We can replicate this output using the pivot_table method.  **NOTE:** The pivot_table method is called on the Pandas object itself rather than a dataframe.

We have to pass in the dataframe as the first parameter, the column to use as the index, and the name of the aggfunc that ypu want to use for summarization.

In [None]:
import pandas as pd

pd.pivot_table(raptor_buffer, index='Project', aggfunc='sum').head()

If you don't want to see a sum of ALL the numeric columns you can restrict the columns to a single one or a list of columns using the values parameter.

In [None]:
pd.pivot_table(raptor_buffer, index='Project', values='area_ha', aggfunc='sum').head()

In [None]:
pd.pivot_table(raptor_buffer, index='Project', values=['area_ha', 'length_m'], aggfunc='sum').head()

Most of the other parameters can be included as a single value or a list as well. Lets add another level of indexing.

In [None]:
pd.pivot_table(raptor_buffer, index=['Project', 'recentspec'], values=['area_ha', 'length_m'], aggfunc='sum').head()

Lets add another aggregate function as well.

In [None]:
pd.pivot_table(raptor_buffer, index=['Project', 'recentspec'], values=['area_ha', 'length_m'], aggfunc=['sum', 'count']).head()

Further subdividing of columns can be achieved using the columns parameter.  This will take a categorical variable and produce the same output for each variable. Lets use the recentstat column.

In [None]:
pd.pivot_table(raptor_buffer, index=['Project', 'recentspec'], values=['area_ha', 'length_m'], columns='recentstat', aggfunc=['sum', 'count']).head()

In my opinion however, I think it would be preferabble to add this as another level of index which would provide the same results but foramtted differently.

In [None]:
pd.pivot_table(raptor_buffer, index=['Project', 'recentspec', 'recentstat'], values=['area_ha', 'length_m'], aggfunc=['sum', 'count']).head()

If you want to total each column you can set the marigins parameter to True

In [None]:
pd.pivot_table(raptor_buffer, index=['Project', 'recentspec', 'recentstat'], values=['area_ha', 'length_m'], margins=True, aggfunc=['sum', 'count'])

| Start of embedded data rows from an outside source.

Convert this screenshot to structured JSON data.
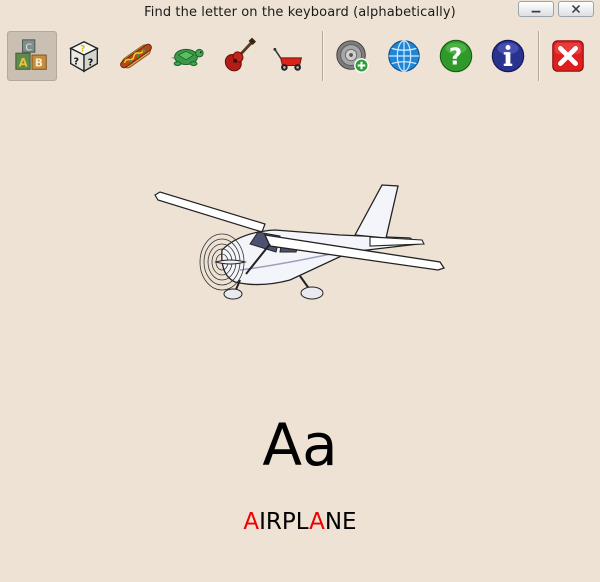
{
  "window": {
    "title": "Find the letter on the keyboard (alphabetically)"
  },
  "toolbar": {
    "items": [
      {
        "name": "letters-blocks",
        "icon": "abc-blocks-icon",
        "active": true
      },
      {
        "name": "random-letters",
        "icon": "question-dice-icon",
        "active": false
      },
      {
        "name": "food-category",
        "icon": "hotdog-icon",
        "active": false
      },
      {
        "name": "animals-category",
        "icon": "turtle-icon",
        "active": false
      },
      {
        "name": "music-category",
        "icon": "guitar-icon",
        "active": false
      },
      {
        "name": "toys-category",
        "icon": "wagon-icon",
        "active": false
      },
      {
        "name": "add-sound",
        "icon": "sound-add-icon",
        "active": false
      },
      {
        "name": "language",
        "icon": "globe-icon",
        "active": false
      },
      {
        "name": "help",
        "icon": "help-icon",
        "active": false
      },
      {
        "name": "about",
        "icon": "info-icon",
        "active": false
      },
      {
        "name": "quit",
        "icon": "close-x-icon",
        "active": false
      }
    ]
  },
  "main": {
    "picture": "airplane-image",
    "letter": "Aa",
    "word": {
      "full": "AIRPLANE",
      "parts": [
        "A",
        "IRPL",
        "A",
        "NE"
      ]
    }
  },
  "colors": {
    "background": "#ede2d4",
    "highlight": "#ee0000",
    "text": "#000000"
  }
}
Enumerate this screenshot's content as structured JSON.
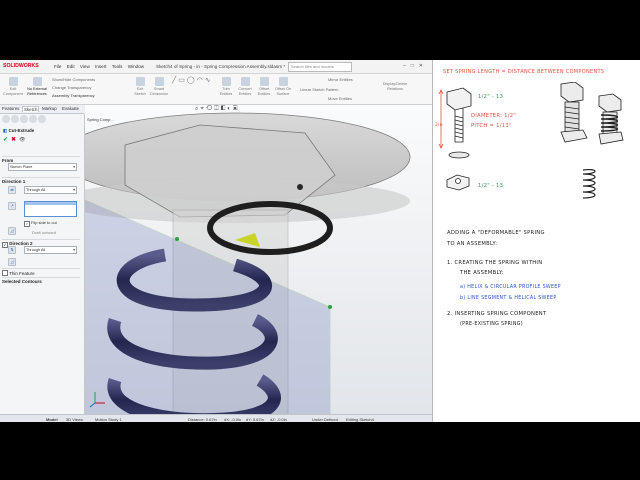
{
  "solidworks": {
    "brand": "SOLIDWORKS",
    "menus": [
      "File",
      "Edit",
      "View",
      "Insert",
      "Tools",
      "Window"
    ],
    "doc_title": "Sketch4 of Spring - in - Spring Compression Assembly.sldasm *",
    "search_placeholder": "Search files and models",
    "ribbon": {
      "edit_component": "Edit Component",
      "no_external_references": "No External References",
      "show_hidden_components": "Show/Hide Components",
      "change_transparency": "Change Transparency",
      "assembly_transparency": "Assembly Transparency",
      "exit_sketch": "Exit Sketch",
      "smart_dimension": "Smart Dimension",
      "trim_entities": "Trim Entities",
      "convert_entities": "Convert Entities",
      "offset_entities": "Offset Entities",
      "offset_on_surface": "Offset On Surface",
      "mirror_entities": "Mirror Entities",
      "linear_sketch_pattern": "Linear Sketch Pattern",
      "move_entities": "Move Entities",
      "display_delete_relations": "Display/Delete Relations"
    },
    "cm_tabs": [
      "Features",
      "Sketch",
      "Markup",
      "Evaluate"
    ],
    "active_cm_tab": "Sketch",
    "property_manager": {
      "title": "Cut-Extrude",
      "from_label": "From",
      "from_value": "Sketch Plane",
      "direction1_label": "Direction 1",
      "direction1_value": "Through All",
      "flip_side": "Flip side to cut",
      "draft_outward": "Draft outward",
      "direction2_label": "Direction 2",
      "direction2_value": "Through All",
      "thin_feature": "Thin Feature",
      "selected_contours": "Selected Contours"
    },
    "viewport": {
      "tree_label": "Spring Comp..."
    },
    "bottom_tabs": [
      "Model",
      "3D Views",
      "Motion Study 1"
    ],
    "status": {
      "distance": "Distance: 0.67in",
      "dx": "dX: -0.0in",
      "dy": "dY: 0.67in",
      "dz": "dZ: -0.0in",
      "defined": "Under Defined",
      "editing": "Editing Sketch4"
    }
  },
  "notes": {
    "heading": "SET SPRING LENGTH = DISTANCE BETWEEN COMPONENTS",
    "bolt_size": "1/2\" - 13",
    "dim_2in": "2in",
    "diameter": "DIAMETER: 1/2\"",
    "pitch": "PITCH = 1/13\"",
    "nut_size": "1/2\" - 13",
    "adding_line1": "ADDING A \"DEFORMABLE\" SPRING",
    "adding_line2": "TO AN ASSEMBLY:",
    "item1_line1": "1.  CREATING THE SPRING WITHIN",
    "item1_line2": "THE ASSEMBLY:",
    "item1a": "a)  HELIX & CIRCULAR PROFILE SWEEP",
    "item1b": "b)  LINE SEGMENT & HELICAL SWEEP",
    "item2_line1": "2.  INSERTING SPRING COMPONENT",
    "item2_line2": "(PRE-EXISTING SPRING)"
  }
}
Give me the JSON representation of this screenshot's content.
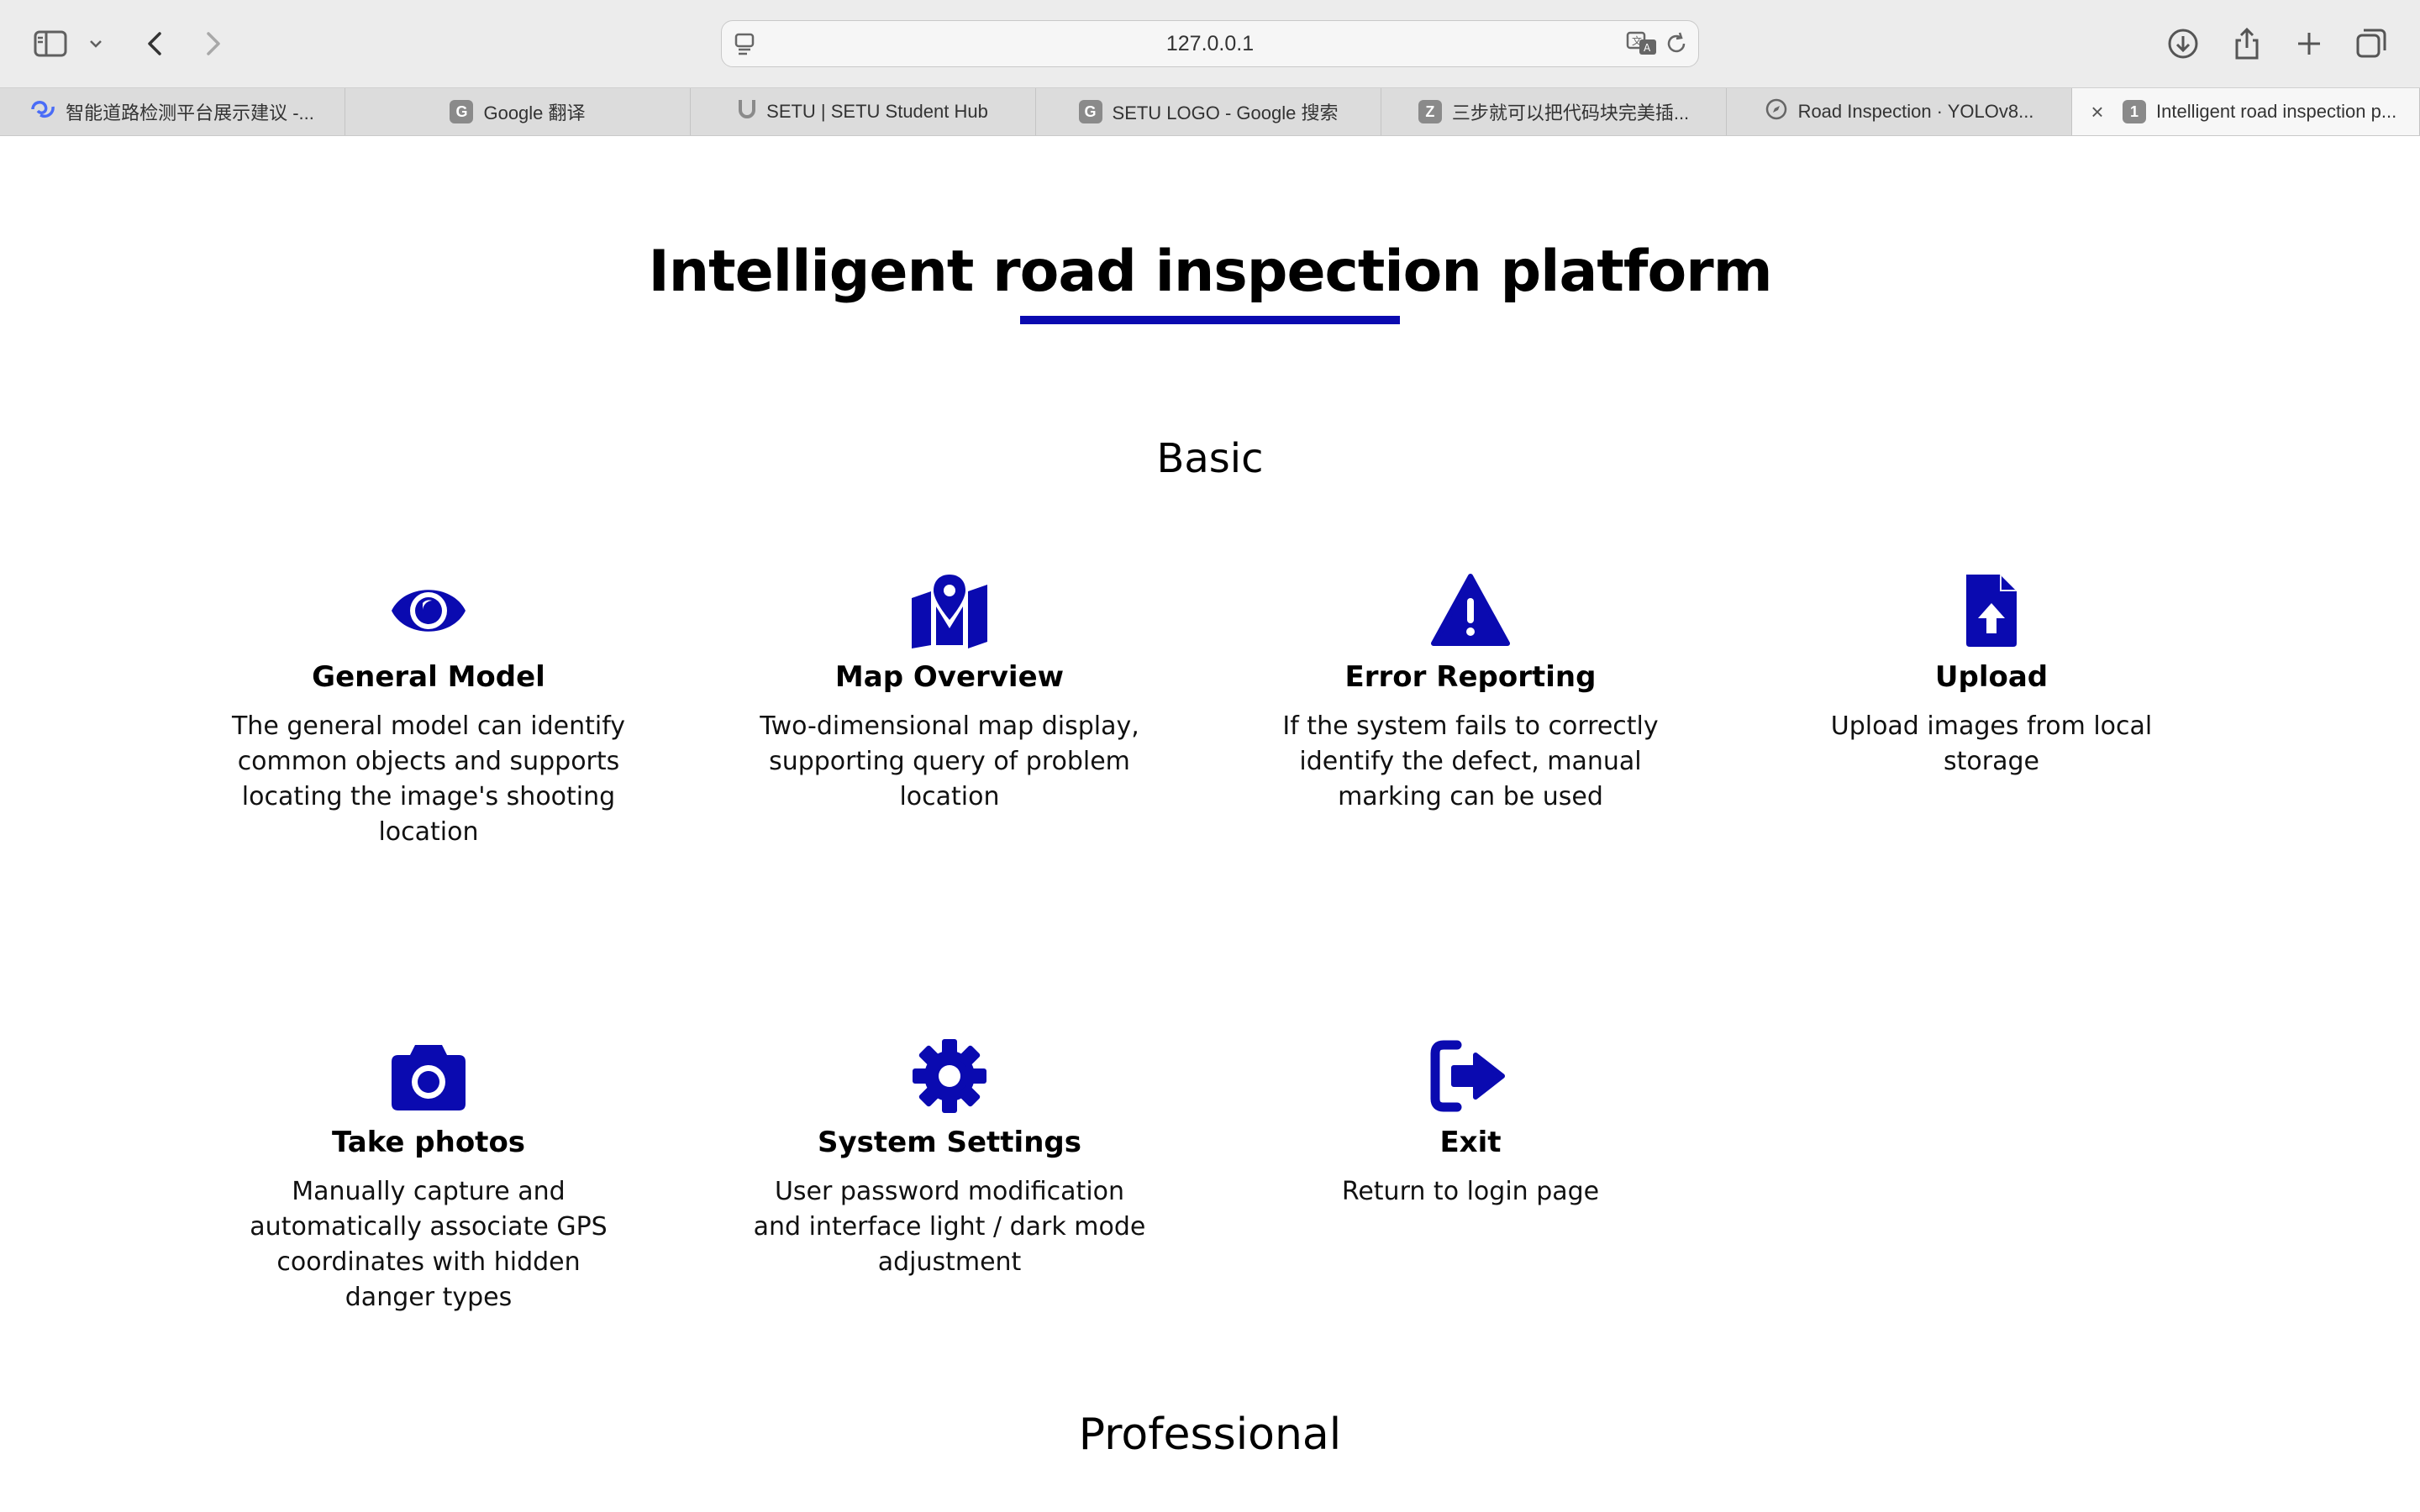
{
  "browser": {
    "url": "127.0.0.1",
    "tabs": [
      {
        "label": "智能道路检测平台展示建议 -...",
        "favicon": "swirl-icon",
        "favicon_text": ""
      },
      {
        "label": "Google 翻译",
        "favicon": "google-icon",
        "favicon_text": "G"
      },
      {
        "label": "SETU | SETU Student Hub",
        "favicon": "setu-icon",
        "favicon_text": ""
      },
      {
        "label": "SETU LOGO - Google 搜索",
        "favicon": "google-icon",
        "favicon_text": "G"
      },
      {
        "label": "三步就可以把代码块完美插...",
        "favicon": "zhihu-icon",
        "favicon_text": "Z"
      },
      {
        "label": "Road Inspection · YOLOv8...",
        "favicon": "compass-icon",
        "favicon_text": ""
      },
      {
        "label": "Intelligent road inspection p...",
        "favicon": "number-icon",
        "favicon_text": "1",
        "active": true
      }
    ]
  },
  "page": {
    "title": "Intelligent road inspection platform",
    "accent_color": "#0a0ab0",
    "sections": {
      "basic": "Basic",
      "professional": "Professional"
    },
    "features": [
      {
        "icon": "eye-icon",
        "name": "General Model",
        "desc": "The general model can identify common objects and supports locating the image's shooting location"
      },
      {
        "icon": "map-pin-icon",
        "name": "Map Overview",
        "desc": "Two-dimensional map display, supporting query of problem location"
      },
      {
        "icon": "warning-icon",
        "name": "Error Reporting",
        "desc": "If the system fails to correctly identify the defect, manual marking can be used"
      },
      {
        "icon": "file-upload-icon",
        "name": "Upload",
        "desc": "Upload images from local storage"
      },
      {
        "icon": "camera-icon",
        "name": "Take photos",
        "desc": "Manually capture and automatically associate GPS coordinates with hidden danger types"
      },
      {
        "icon": "gear-icon",
        "name": "System Settings",
        "desc": "User password modification and interface light / dark mode adjustment"
      },
      {
        "icon": "exit-icon",
        "name": "Exit",
        "desc": "Return to login page"
      }
    ]
  }
}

The transpose() method can be applied to any dataframe in order to switch the index and columns. If is most useful on smaller dataframes such as those that result from summary methods.  Lets remove the Project column from indexes to create a smaller data frame.

In [None]:
pd.pivot_table(raptor_buffer, index=['recentspec', 'recentstat'], values=['area_ha', 'length_m'], aggfunc=['sum', 'count'])

and then transpose it.

In [None]:
pd.pivot_table(raptor_buffer, index=['recentspec', 'recentstat'], values=['area_ha', 'length_m'], aggfunc=['sum', 'count']).transpose()